C’est en mars 2003 que j’ai proposé à Yves Jégo, Président du GIP de Montereau-Fault-Yonne, de mettre en œuvre des séries de prises de vue sur le thème des Photos de Famille. Celui-ci me proposa alors de « rendre compte » aussi des grands chantiers de reconstruction de sa ville. Son engagement me paraissait sincère et c’est avec enthousiasme que je répondais à cette demande.

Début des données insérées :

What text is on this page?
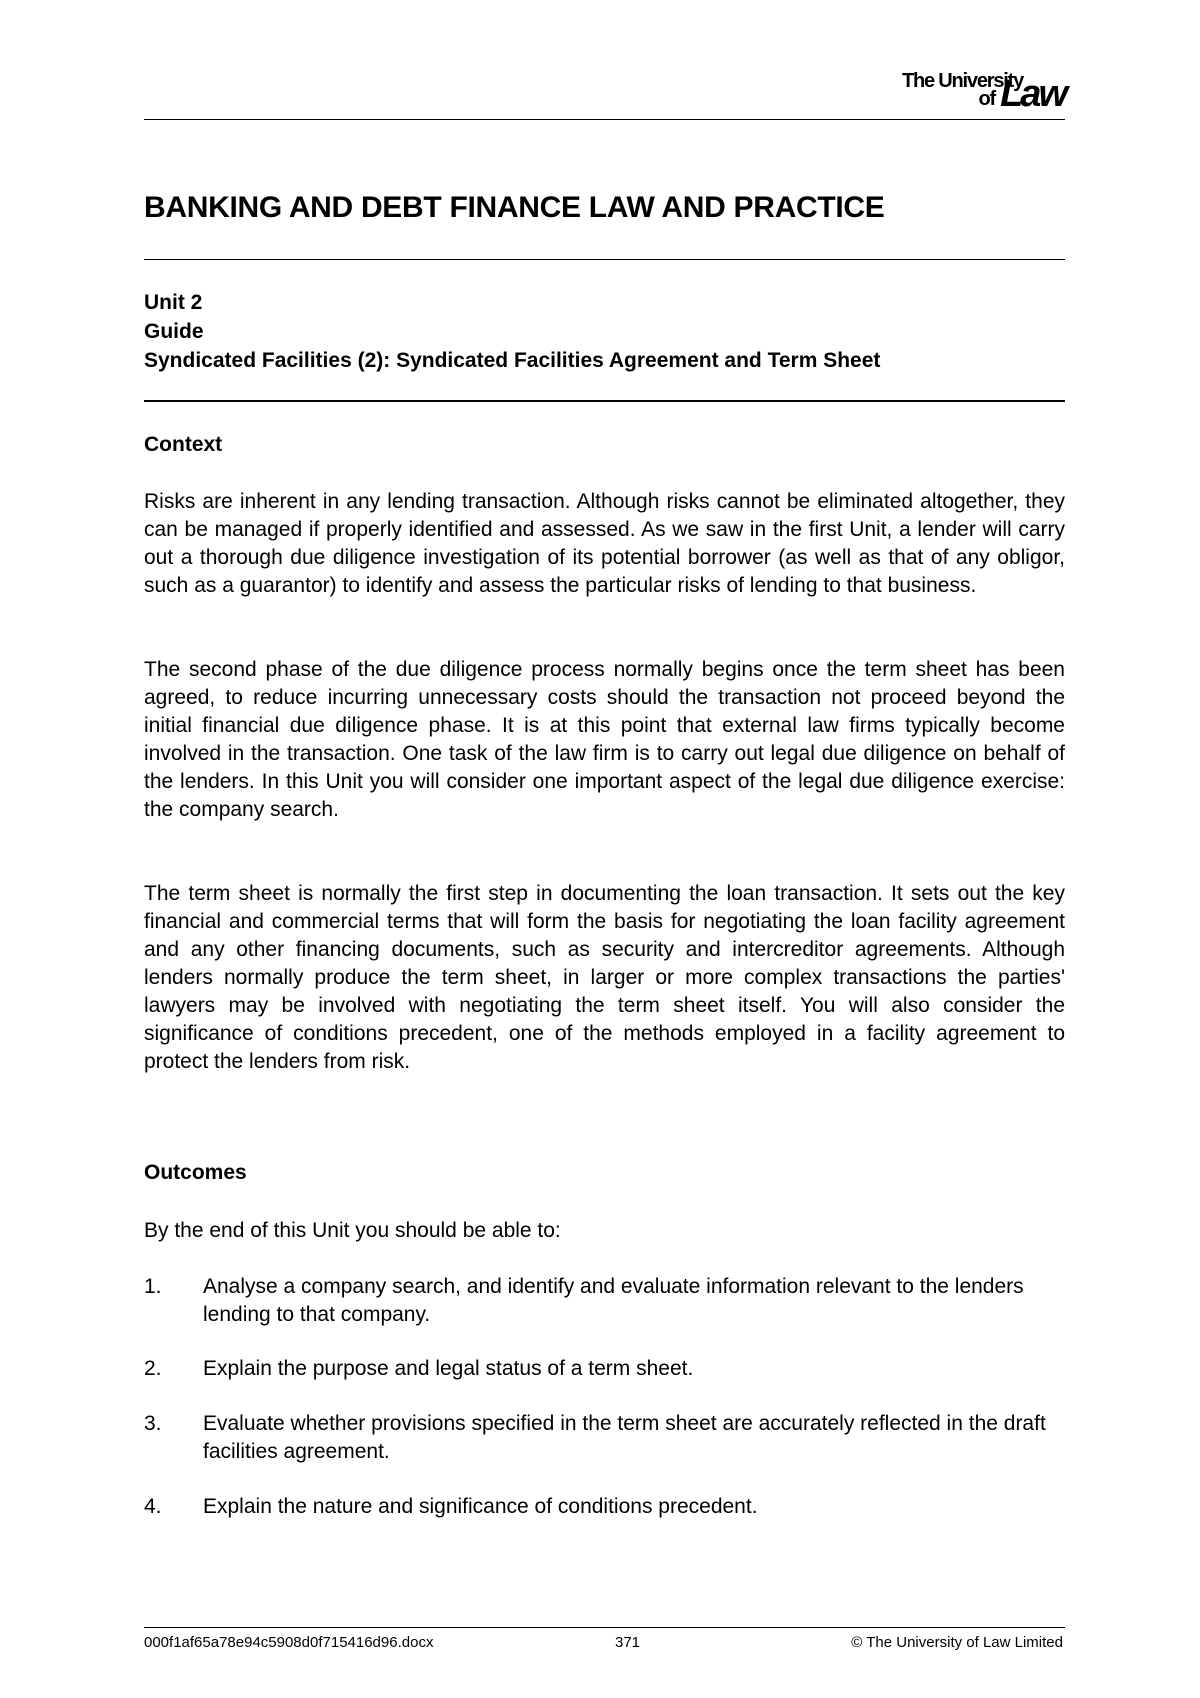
The University
of Law
BANKING AND DEBT FINANCE LAW AND PRACTICE
Unit 2
Guide
Syndicated Facilities (2): Syndicated Facilities Agreement and Term Sheet
Context

Risks are inherent in any lending transaction. Although risks cannot be eliminated altogether, they can be managed if properly identified and assessed. As we saw in the first Unit, a lender will carry out a thorough due diligence investigation of its potential borrower (as well as that of any obligor, such as a guarantor) to identify and assess the particular risks of lending to that business.

The second phase of the due diligence process normally begins once the term sheet has been agreed, to reduce incurring unnecessary costs should the transaction not proceed beyond the initial financial due diligence phase. It is at this point that external law firms typically become involved in the transaction. One task of the law firm is to carry out legal due diligence on behalf of the lenders. In this Unit you will consider one important aspect of the legal due diligence exercise: the company search.

The term sheet is normally the first step in documenting the loan transaction. It sets out the key financial and commercial terms that will form the basis for negotiating the loan facility agreement and any other financing documents, such as security and intercreditor agreements. Although lenders normally produce the term sheet, in larger or more complex transactions the parties' lawyers may be involved with negotiating the term sheet itself. You will also consider the significance of conditions precedent, one of the methods employed in a facility agreement to protect the lenders from risk.

Outcomes

By the end of this Unit you should be able to:

1. Analyse a company search, and identify and evaluate information relevant to the lenders lending to that company.
2. Explain the purpose and legal status of a term sheet.
3. Evaluate whether provisions specified in the term sheet are accurately reflected in the draft facilities agreement.
4. Explain the nature and significance of conditions precedent.
000f1af65a78e94c5908d0f715416d96.docx	371	© The University of Law Limited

La « carte blanche » que me donnait Yves Jégo, les possibilités offertes par le numérique pour le traitement de la couleur et l’importance de ces grands chantiers de France me permettaient de travailler sur un sujet qui est au cœur de l’histoire contemporaine de mon pays et j'étais ici en plein accord avec mon engagement de vingt ans dans les quartiers de France.
J'ai mis en œuvre mon travail dans une logique de mémoire collective et de témoignage artistique du patrimoine national en prenant l’exemple d’un quartier de France situé sur un territoire donné au moment de sa transformation. Une édition et une exposition étaient la suite logique de ce travail, mais entre temps Yves Jégo était évincé du gouvernement un an à peine après y être entré et mon travail qui rendait compte de la Politique de la Ville cessait brutalement de l'intérresser. Pourtant quelques mois avant celui-ci m'écrivait: « …La qualité de votre travail, la finesse d’approche, la sensibilité et l’humanité émanant de vos photographies apportent la réponse exacte à mon souhait de faire entrer ce grand chantier tant dans l’histoire de notre pays que dans les albums de famille… »
Cette "aventure" est pour moi l’exemple parfait qui démontre que l’œuvre d’art ne vit pas sur le même temps que celui qui anime la vie quotidienne ou politique. A la demande d'un homme politique, j’ai travaillé pendant cinq ans à rendre compte au mieux de la reconstruction de la cité dans notre pays. Mais alors que mon travail de prises de vue s'achevait le projet d'exposition et de livre n'entraient plus dans les ambitions de celui qui m’avait fait venir dans Montereau. Entre temps, ses stratégies de communication avaient changé. Ce malentendu qui existe parfois entres les commanditaires et les artistes est de tout les temps et les créateurs qui vivent cette expérience ont alors le sentiment d’avoir été manipulés et utilisés et c'est la pertinence même de leur œuvre qui est remise en cause et ruinée.
Mais, quand le travail est fait et si l'oeuvre "sonne" juste, l'artiste sait que rien ne peut « l’effacer. » Le commanditaire indélicat sera déjà oublié alors que l' œuvre résonnera encore bien au-delà du lieu où elle a trouvée naissance. Ces photographies de chantier sont aussi devenues pour moi une formidable banque d'images pour la réalisation de mon travail sur l'art fantastique et le merveilleux.